草取りも、水やりも、病虫害の世話、肥料の施し、剪定と園丁の仕事に休日はない。
それでも私は窓辺から離れず、傍らのテーブルにグリットを刻みながら、頭蓋の裡に生起する<秘密の花園>を夢想する、怠惰な園丁である。

「西洋造園史」に始まり、「庭園との対話」「架空の庭」「庭のシュルレアリスム」「トピアリーの作り方」「作庭術」へ、 「テーブルの上の庭園」「地下庭園」「官能の庭」「庭の奇想学」等々手当たり次第に書棚から引き出しては、頁に付箋を貼り続ける。テーブルの上には見事な庭の遠近法が描かれているのだが、
現実の庭は見事にそのパースペクティブを破綻させ、月明かりの中で不安定に眠っているのだ。

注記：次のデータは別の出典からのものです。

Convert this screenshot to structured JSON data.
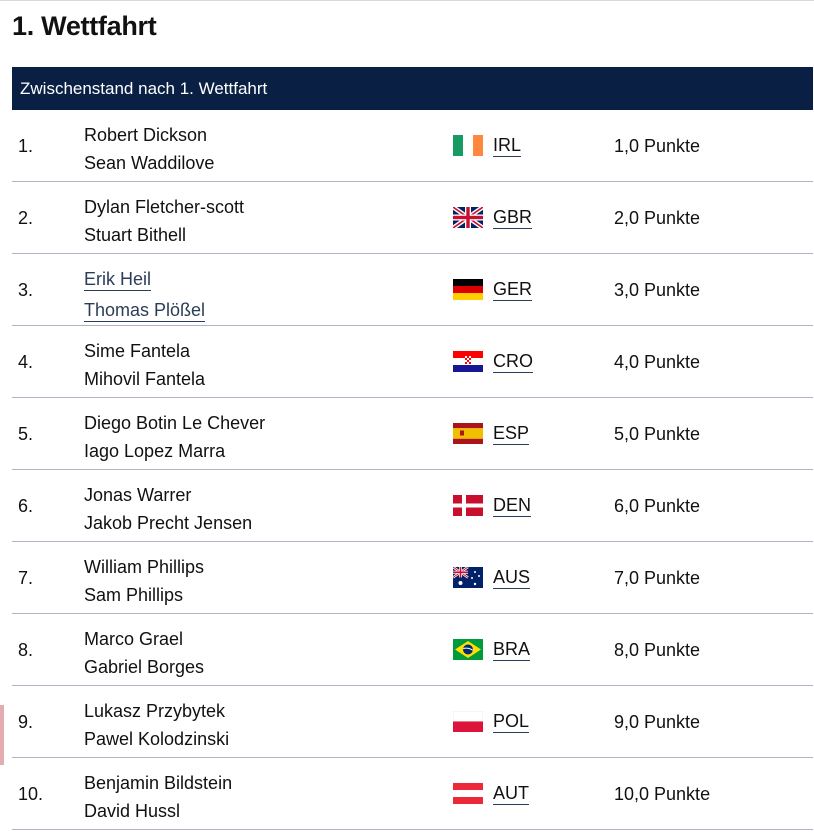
{
  "page": {
    "title": "1. Wettfahrt"
  },
  "table": {
    "header": "Zwischenstand nach 1. Wettfahrt",
    "rows": [
      {
        "rank": "1.",
        "name1": "Robert Dickson",
        "name2": "Sean Waddilove",
        "flag": "flag-ireland-icon",
        "code": "IRL",
        "points": "1,0 Punkte"
      },
      {
        "rank": "2.",
        "name1": "Dylan Fletcher-scott",
        "name2": "Stuart Bithell",
        "flag": "flag-uk-icon",
        "code": "GBR",
        "points": "2,0 Punkte"
      },
      {
        "rank": "3.",
        "name1": "Erik Heil",
        "name2": "Thomas Plößel",
        "flag": "flag-germany-icon",
        "code": "GER",
        "points": "3,0 Punkte"
      },
      {
        "rank": "4.",
        "name1": "Sime Fantela",
        "name2": "Mihovil Fantela",
        "flag": "flag-croatia-icon",
        "code": "CRO",
        "points": "4,0 Punkte"
      },
      {
        "rank": "5.",
        "name1": "Diego Botin Le Chever",
        "name2": "Iago Lopez Marra",
        "flag": "flag-spain-icon",
        "code": "ESP",
        "points": "5,0 Punkte"
      },
      {
        "rank": "6.",
        "name1": "Jonas Warrer",
        "name2": "Jakob Precht Jensen",
        "flag": "flag-denmark-icon",
        "code": "DEN",
        "points": "6,0 Punkte"
      },
      {
        "rank": "7.",
        "name1": "William Phillips",
        "name2": "Sam Phillips",
        "flag": "flag-australia-icon",
        "code": "AUS",
        "points": "7,0 Punkte"
      },
      {
        "rank": "8.",
        "name1": "Marco Grael",
        "name2": "Gabriel Borges",
        "flag": "flag-brazil-icon",
        "code": "BRA",
        "points": "8,0 Punkte"
      },
      {
        "rank": "9.",
        "name1": "Lukasz Przybytek",
        "name2": "Pawel Kolodzinski",
        "flag": "flag-poland-icon",
        "code": "POL",
        "points": "9,0 Punkte"
      },
      {
        "rank": "10.",
        "name1": "Benjamin Bildstein",
        "name2": "David Hussl",
        "flag": "flag-austria-icon",
        "code": "AUT",
        "points": "10,0 Punkte"
      }
    ]
  },
  "colors": {
    "header_bg": "#0a1f44",
    "link": "#2b3d57",
    "row_divider": "#aeb6c4"
  }
}
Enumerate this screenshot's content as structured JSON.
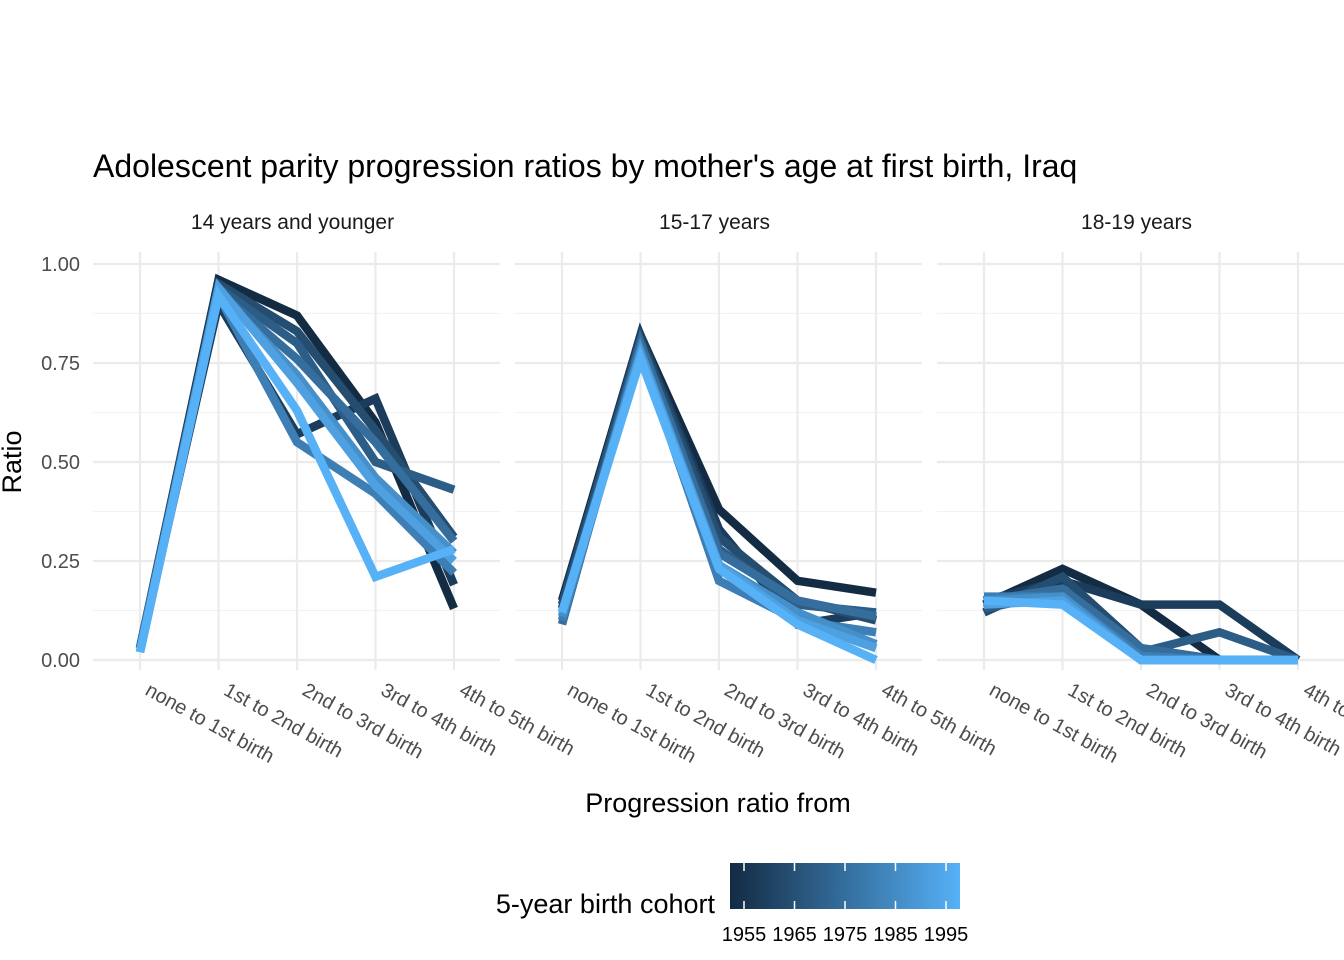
{
  "chart_data": {
    "type": "line",
    "title": "Adolescent parity progression ratios by mother's age at first birth,  Iraq",
    "xlabel": "Progression ratio from",
    "ylabel": "Ratio",
    "ylim": [
      0,
      1
    ],
    "y_ticks": [
      "0.00",
      "0.25",
      "0.50",
      "0.75",
      "1.00"
    ],
    "categories": [
      "none to 1st birth",
      "1st to 2nd birth",
      "2nd to 3rd birth",
      "3rd to 4th birth",
      "4th to 5th birth"
    ],
    "legend": {
      "title": "5-year birth cohort",
      "ticks": [
        "1955",
        "1965",
        "1975",
        "1985",
        "1995"
      ],
      "color_low": "#132B43",
      "color_high": "#56B1F7"
    },
    "panels": [
      {
        "label": "14 years and younger",
        "series": [
          {
            "cohort": 1955,
            "values": [
              0.03,
              0.96,
              0.87,
              0.6,
              0.13
            ]
          },
          {
            "cohort": 1960,
            "values": [
              0.03,
              0.9,
              0.57,
              0.66,
              0.19
            ]
          },
          {
            "cohort": 1965,
            "values": [
              0.03,
              0.95,
              0.83,
              0.58,
              0.31
            ]
          },
          {
            "cohort": 1970,
            "values": [
              0.03,
              0.94,
              0.8,
              0.5,
              0.43
            ]
          },
          {
            "cohort": 1975,
            "values": [
              0.03,
              0.93,
              0.76,
              0.55,
              0.3
            ]
          },
          {
            "cohort": 1980,
            "values": [
              0.02,
              0.92,
              0.55,
              0.42,
              0.22
            ]
          },
          {
            "cohort": 1985,
            "values": [
              0.02,
              0.93,
              0.72,
              0.46,
              0.27
            ]
          },
          {
            "cohort": 1990,
            "values": [
              0.02,
              0.94,
              0.7,
              0.44,
              0.25
            ]
          },
          {
            "cohort": 1995,
            "values": [
              0.02,
              0.92,
              0.63,
              0.21,
              0.28
            ]
          }
        ]
      },
      {
        "label": "15-17 years",
        "series": [
          {
            "cohort": 1955,
            "values": [
              0.15,
              0.82,
              0.38,
              0.2,
              0.17
            ]
          },
          {
            "cohort": 1960,
            "values": [
              0.13,
              0.82,
              0.33,
              0.09,
              0.12
            ]
          },
          {
            "cohort": 1965,
            "values": [
              0.14,
              0.81,
              0.31,
              0.15,
              0.1
            ]
          },
          {
            "cohort": 1970,
            "values": [
              0.12,
              0.8,
              0.28,
              0.14,
              0.12
            ]
          },
          {
            "cohort": 1975,
            "values": [
              0.09,
              0.8,
              0.27,
              0.15,
              0.11
            ]
          },
          {
            "cohort": 1980,
            "values": [
              0.1,
              0.78,
              0.2,
              0.1,
              0.07
            ]
          },
          {
            "cohort": 1985,
            "values": [
              0.11,
              0.78,
              0.24,
              0.12,
              0.04
            ]
          },
          {
            "cohort": 1990,
            "values": [
              0.12,
              0.77,
              0.24,
              0.1,
              0.03
            ]
          },
          {
            "cohort": 1995,
            "values": [
              0.12,
              0.76,
              0.23,
              0.09,
              0.0
            ]
          }
        ]
      },
      {
        "label": "18-19 years",
        "series": [
          {
            "cohort": 1955,
            "values": [
              0.14,
              0.23,
              0.14,
              0.0,
              0.0
            ]
          },
          {
            "cohort": 1960,
            "values": [
              0.15,
              0.2,
              0.14,
              0.14,
              0.0
            ]
          },
          {
            "cohort": 1965,
            "values": [
              0.12,
              0.21,
              0.03,
              0.0,
              0.0
            ]
          },
          {
            "cohort": 1970,
            "values": [
              0.13,
              0.17,
              0.02,
              0.07,
              0.0
            ]
          },
          {
            "cohort": 1975,
            "values": [
              0.15,
              0.18,
              0.03,
              0.0,
              0.0
            ]
          },
          {
            "cohort": 1980,
            "values": [
              0.16,
              0.16,
              0.01,
              0.0,
              0.0
            ]
          },
          {
            "cohort": 1985,
            "values": [
              0.15,
              0.16,
              0.0,
              0.0,
              0.0
            ]
          },
          {
            "cohort": 1990,
            "values": [
              0.14,
              0.15,
              0.0,
              0.0,
              0.0
            ]
          },
          {
            "cohort": 1995,
            "values": [
              0.15,
              0.14,
              0.0,
              0.0,
              0.0
            ]
          }
        ]
      }
    ]
  }
}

ここに敢えて紹介する草木は、実に不憫なものたちである。
森の中のように乏しい光、栄養失調寸前の身体、害虫の襲来、病気の蔓延・・・と
すべて園丁である私の責任である。
それでも季節が巡ってきては、健気に,ささやかに花実をつけるのは、ひとえに彼らの力によるものである。
彼らへの贖罪と、園丁への断罪とそしてこの場を訪れるすべての人の想像力により築かれるであろう、<ケルビムの庭>のために、すこしづつ、いとすこしづつ、送らせていただこう。